TORONTO – Some of the most active companies traded Monday on the Toronto Stock Exchange:
Toronto Stock Exchange (19,183.63, up 253.15 points.)
Canadian Natural Resources (TSX:CNQ). Energy. Up $1.30, or 1.9 per cent, to $69.65 on 10 million shares.
Athabasca Oil Corp. (TSX:ATH). Energy. Up six cents, or 2.2 per cent, to $2.76 on 6.3 million shares.
Suncor Energy Inc. (TSX:SU). Energy. Up $2.04, or 4.6 per cent, to $46.76 on 6 million shares.
Baytex Energy Corp. (TSX: BTE). Energy. Up 16 cents, or 2.3 per cent, to $7.03 on 3.8 million shares.
Barrick Gold Corp. (TSX:ABX). Materials. Up 12 cents, or 0.5 per cent, to $25.61 on 3.7 million shares.
Crescent Point Energy Corp. (TSX:CPG). Energy. Up 32 cents, or 3.1 per cent, to $10.57 on 3.4 million shares.
Companies in the news:
Rogers Communications Inc. (TSX:RCI.B). Up $3.47 or 5.9 per cent to $62.48. Rogers Communications Inc.’s decision to sell Shaw’s wireless carrier Freedom Mobile to Quebecor Inc.-owned Videotron Ltd. will just create a “weaker” competitor in the market, one telecom watcher said Monday. Carleton University professor Dwayne Winseck said it won’t be easy for Quebec-based Videotron to expand nationally, making it less of a challenger for Rogers. Winseck said Videotron, which only operates in Quebec and parts of eastern Ontario, has had national ambitions for a while, but lacks brand recognition and hasn’t been able to strike strong deals with other national carriers, despite having fairly deep pockets. Over the weekend, Rogers said it would sell Freedom to Quebecor for $2.85 billion, as it looks to get its $26 billion takeover of Shaw Communications Inc. over the finish line, arguing that the move would give Canadians “competition and choice.” The deal will see Quebecor buy all of Freedom’s branded wireless and internet customers, as well as its infrastructure, spectrum and retail locations. However, some analysts think the sale will move the deal forward and quell the bureau’s competition concerns.
Canadian National Railway Co. (TSX:CNR). Up 41 cents to $141.30. Canadian National Railway Co. says it has gone the extra mile to meet union demands amid a strike by signal and electrical workers, who say the concessions do not go far enough. About 750 CN employees represented by the International Brotherhood of Electrical Workers walked off the job across the country Saturday morning. The latest offer includes a 10 per cent wage hike over three years and better schedules ensuring two consecutive days off, CN chief operating officer Rob Reilly said in an open letter to employees dated Monday. Union negotiator Steve Martin said the company’s claim of meeting all demands is “truthful, but it is very misleading,” with offers to improve conditions and compensation amounting to small increases. For example, a pledge to boost daily allowances would see meal per diems rise by $3.50 in the first year and $1 per day in each of the next two years, he said. “So you hope there’s no more increases in inflation in years two and three.” CN said operations remain uninterrupted under its contingency plan. It continues to encourage the union to end the strike through an agreement or binding arbitration. Martin said the union is not prepared to enter into arbitration at the moment, but that it filed a counter-offer Sunday afternoon and remains in contact with the company.

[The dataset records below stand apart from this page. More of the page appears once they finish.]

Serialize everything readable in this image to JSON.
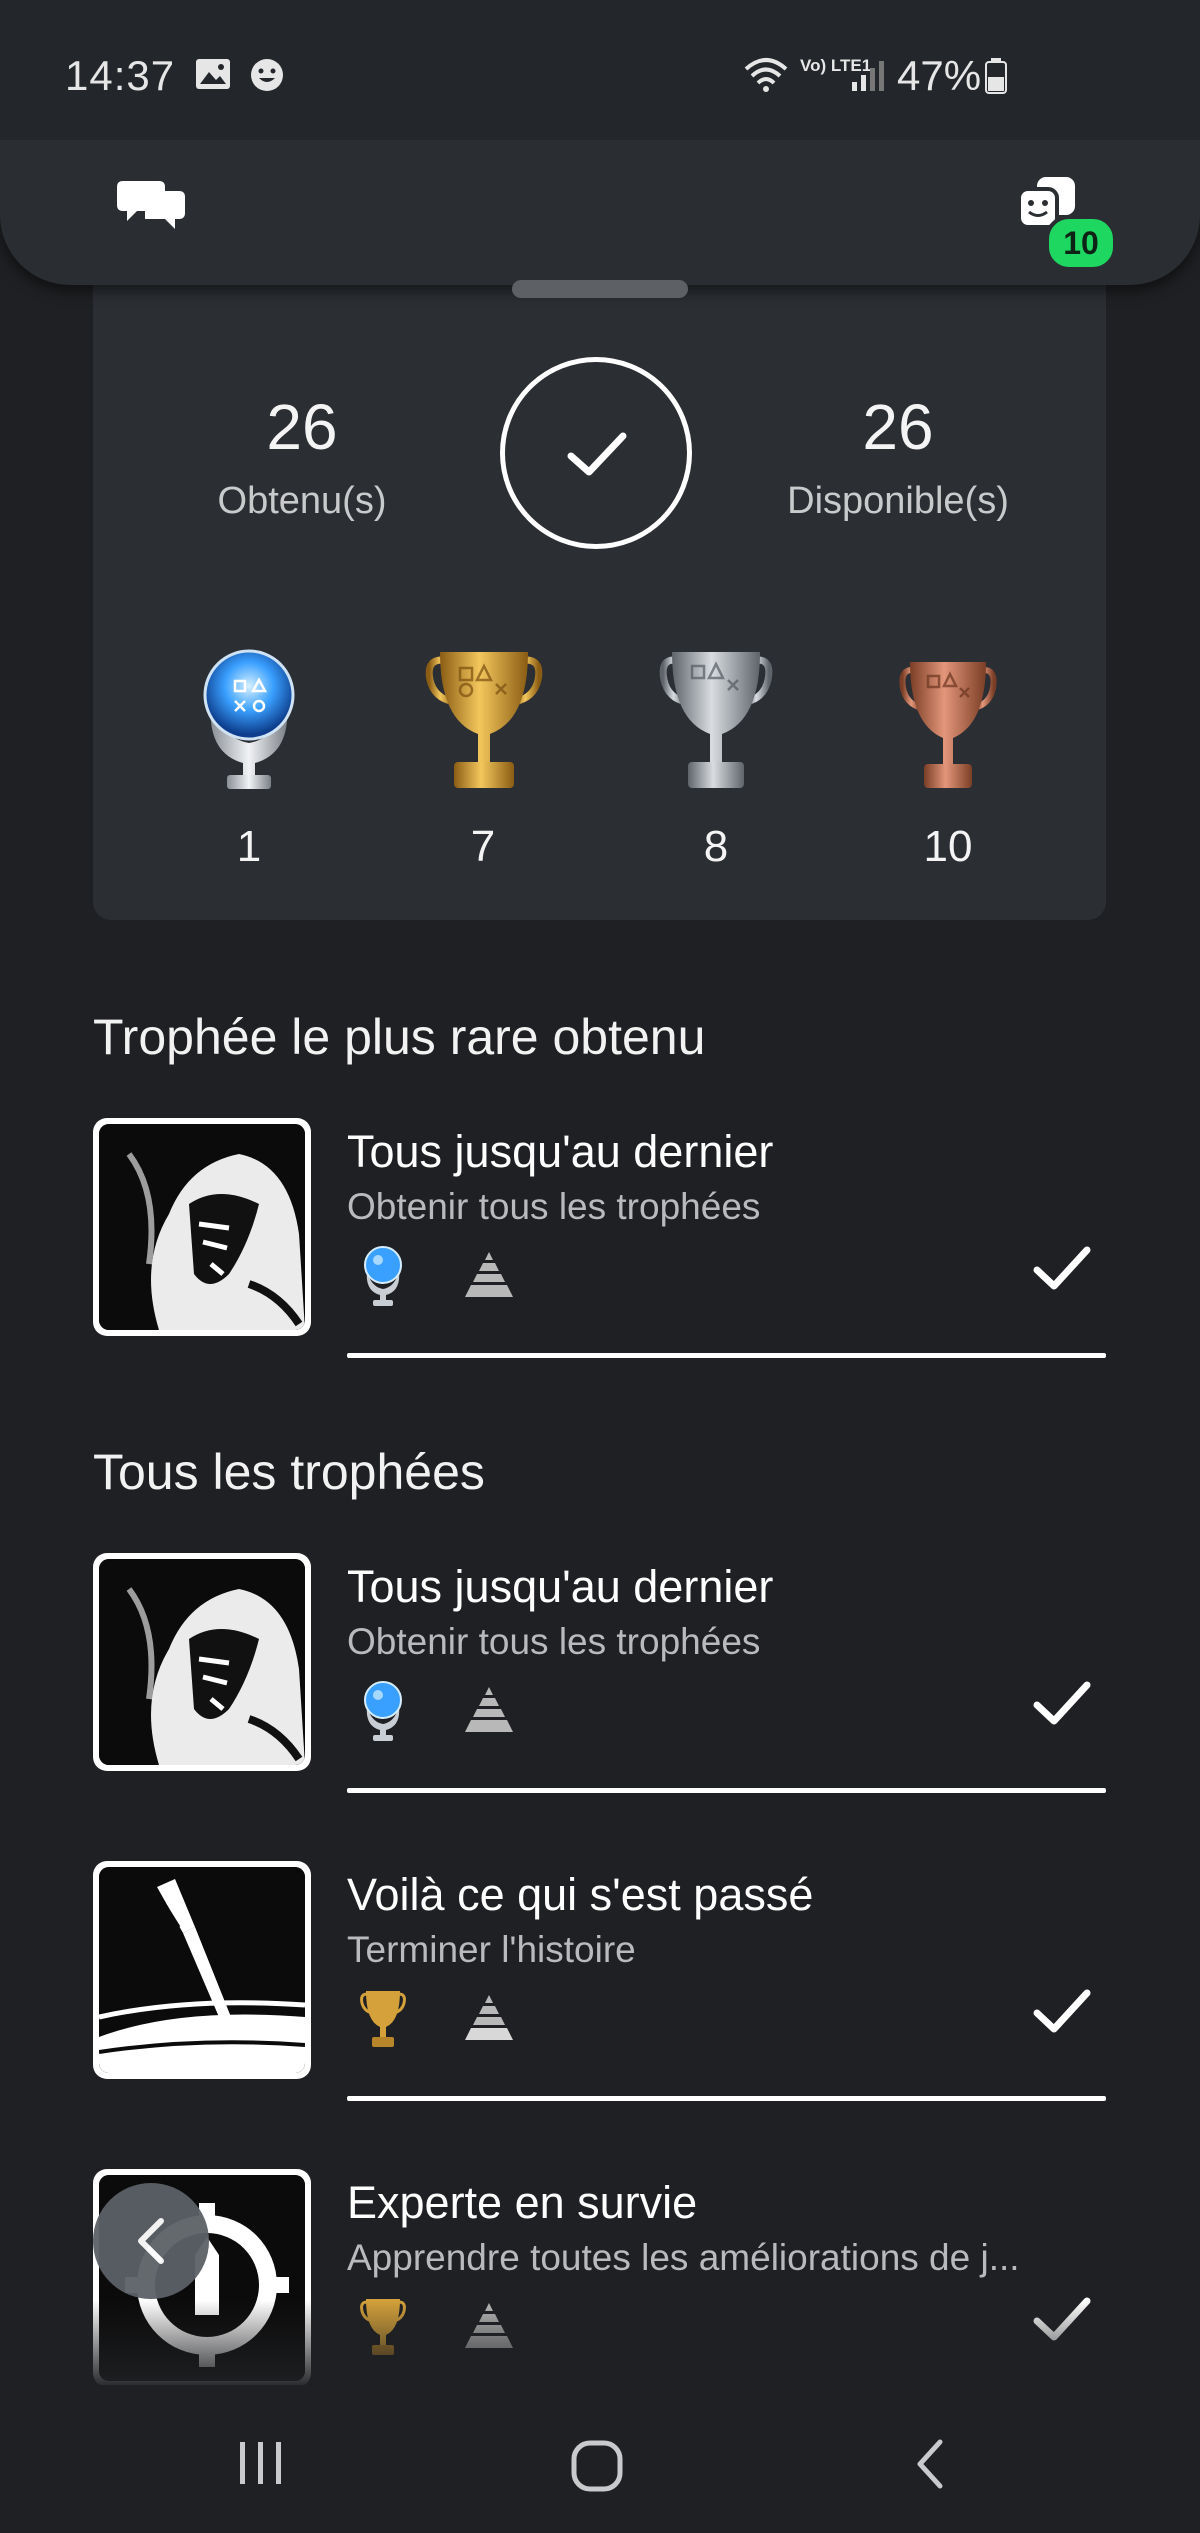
{
  "status_bar": {
    "time": "14:37",
    "battery": "47%",
    "network": "Vo) LTE1"
  },
  "header": {
    "notifications_badge": "10"
  },
  "summary": {
    "earned_count": "26",
    "earned_label": "Obtenu(s)",
    "available_count": "26",
    "available_label": "Disponible(s)",
    "trophies": {
      "platinum": "1",
      "gold": "7",
      "silver": "8",
      "bronze": "10"
    }
  },
  "rarest": {
    "section_title": "Trophée le plus rare obtenu",
    "item": {
      "title": "Tous jusqu'au dernier",
      "description": "Obtenir tous les trophées",
      "type": "platinum"
    }
  },
  "all_trophies": {
    "section_title": "Tous les trophées",
    "items": [
      {
        "title": "Tous jusqu'au dernier",
        "description": "Obtenir tous les trophées",
        "type": "platinum"
      },
      {
        "title": "Voilà ce qui s'est passé",
        "description": "Terminer l'histoire",
        "type": "gold"
      },
      {
        "title": "Experte en survie",
        "description": "Apprendre toutes les améliorations de j...",
        "type": "gold"
      }
    ]
  },
  "colors": {
    "background": "#1f2023",
    "card": "#2b2e33",
    "badge": "#1ed760",
    "gold": "#c8962e",
    "platinum": "#4aa8ff"
  }
}
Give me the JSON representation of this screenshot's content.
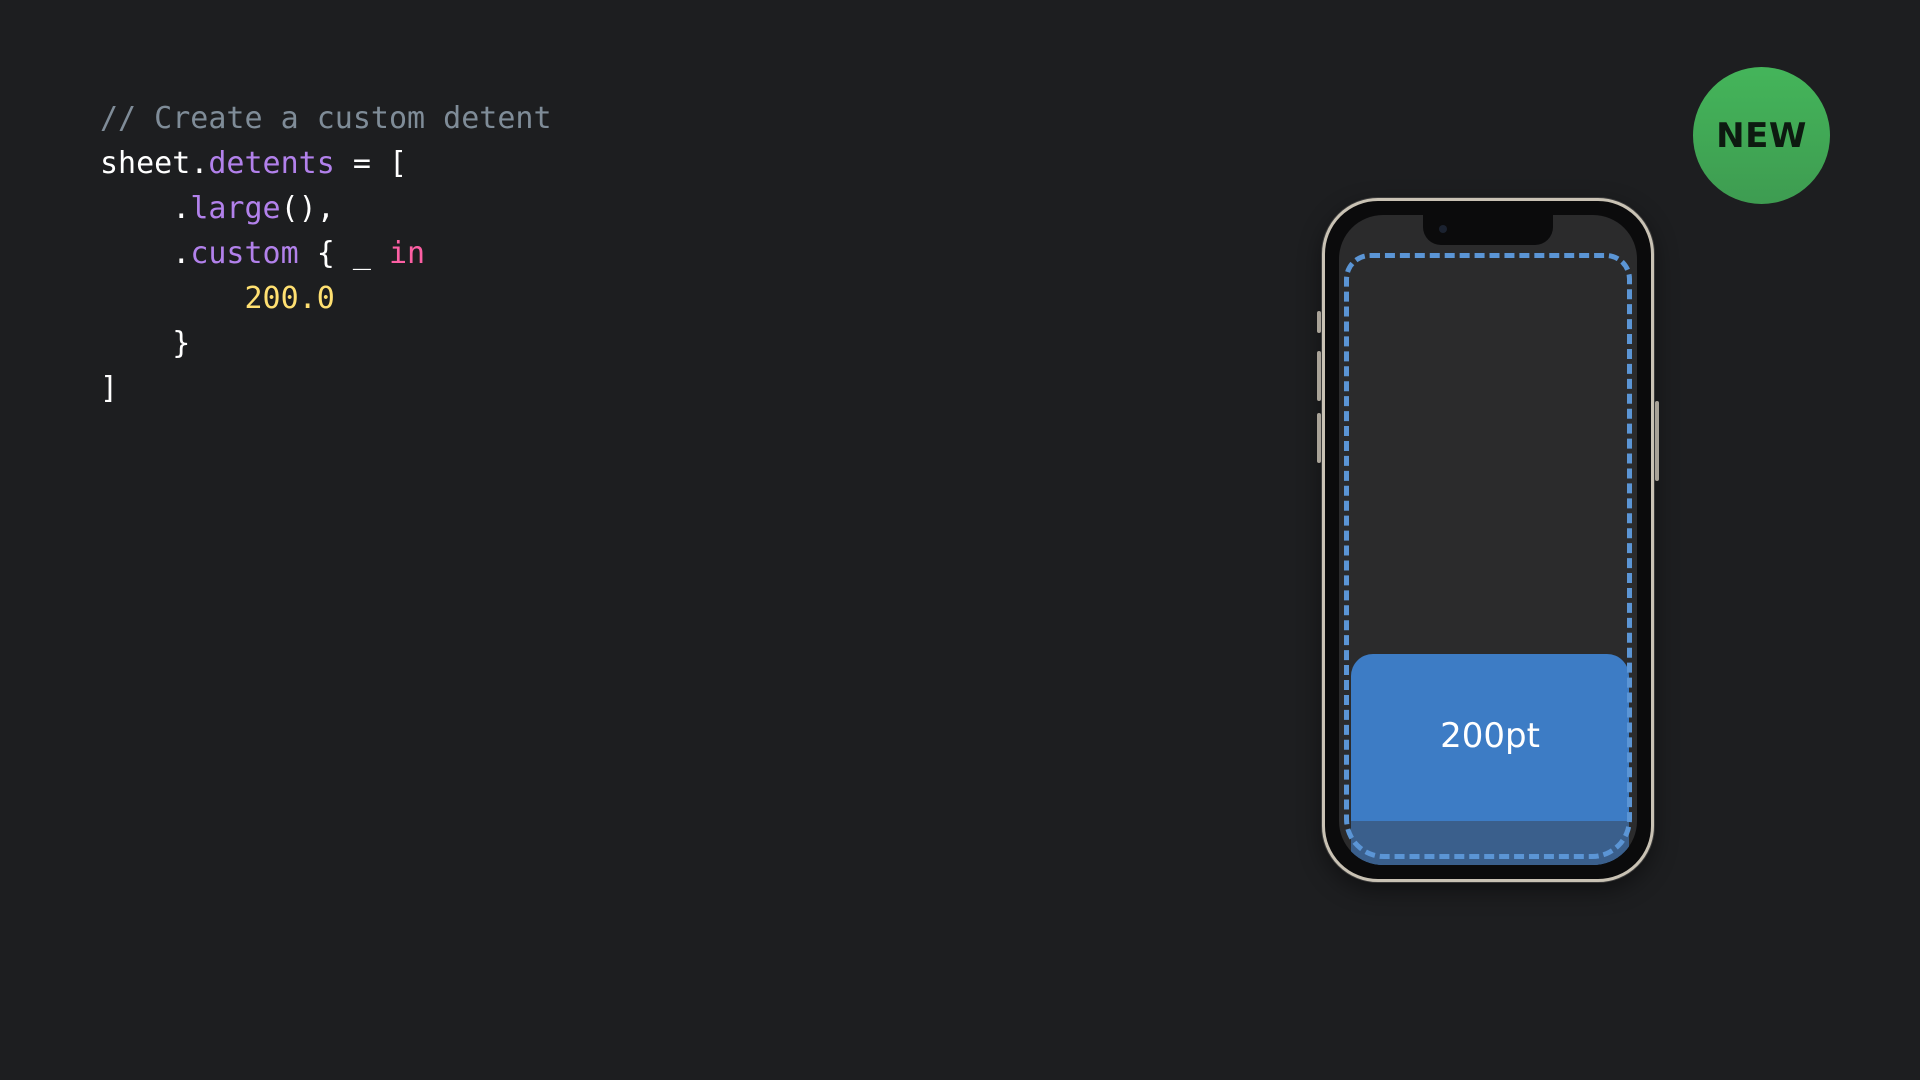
{
  "code": {
    "lines": [
      [
        {
          "t": "// Create a custom detent",
          "c": "comment"
        }
      ],
      [
        {
          "t": "sheet",
          "c": "plain"
        },
        {
          "t": ".",
          "c": "plain"
        },
        {
          "t": "detents",
          "c": "member"
        },
        {
          "t": " = [",
          "c": "plain"
        }
      ],
      [
        {
          "t": "    .",
          "c": "plain"
        },
        {
          "t": "large",
          "c": "member"
        },
        {
          "t": "(),",
          "c": "plain"
        }
      ],
      [
        {
          "t": "    .",
          "c": "plain"
        },
        {
          "t": "custom",
          "c": "member"
        },
        {
          "t": " { _ ",
          "c": "plain"
        },
        {
          "t": "in",
          "c": "keyword"
        }
      ],
      [
        {
          "t": "        ",
          "c": "plain"
        },
        {
          "t": "200.0",
          "c": "number"
        }
      ],
      [
        {
          "t": "    }",
          "c": "plain"
        }
      ],
      [
        {
          "t": "]",
          "c": "plain"
        }
      ]
    ]
  },
  "badge": {
    "label": "NEW",
    "color": "#44b55a"
  },
  "phone": {
    "sheet_label": "200pt",
    "sheet_color": "#3d7cc5",
    "safe_area_outline_color": "#5b95d5"
  },
  "colors": {
    "background": "#1d1e20",
    "comment": "#7f8c98",
    "member": "#b281eb",
    "keyword": "#fc5fa3",
    "number": "#ffe071"
  }
}
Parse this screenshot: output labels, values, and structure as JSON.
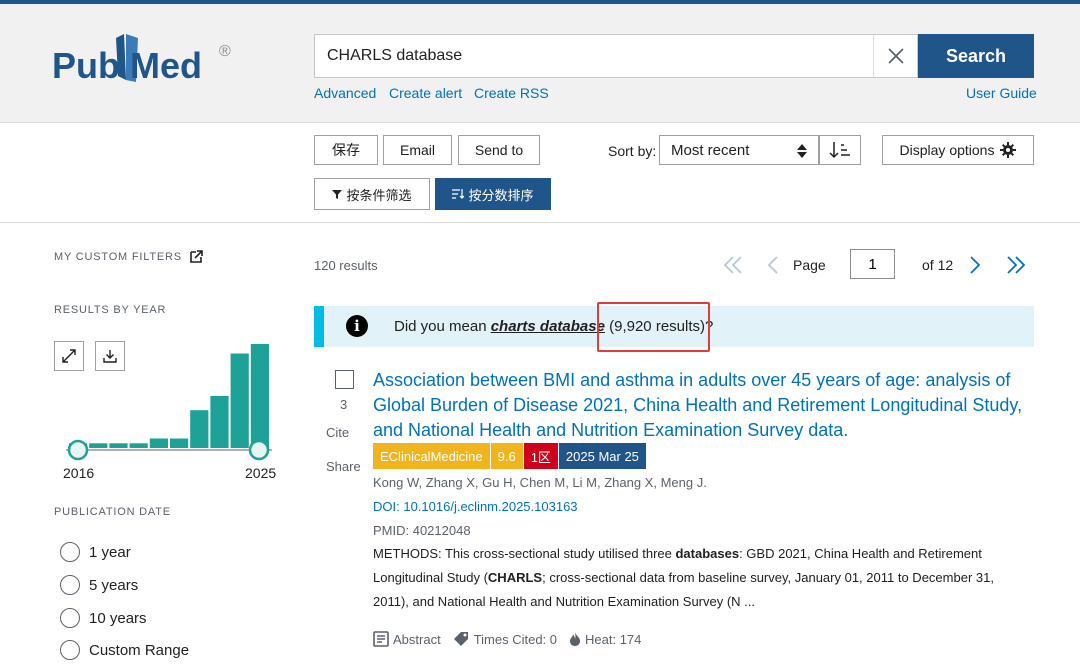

Fairfax Financial Holdings Ltd. (TSX:FFH). Financials. Up $9.93 or 1.6 per cent to $643.53. Fairfax Financial Holdings Ltd. has signed a deal to sell its interests in the Crum & Forster Pet Insurance Group and Pethealth Inc. to JAB Holding Co. for US$1.4 billion. Under the transaction, Fairfax will receive US$1.15 billion in cash and US$250 million in seller notes. Fairfax will also make a US$200 million investment in JCP V, JAB’s latest consumer fund which will include pet insurance as part of its portfolio. Crum & Forster Pet Insurance Group insures over 500,000 pets and markets or serves as underwriter for several brands, while Pethealth offers pet services. The deal is subject to customary closing conditions, including various regulatory approvals. It is expected to close in the second half of this year.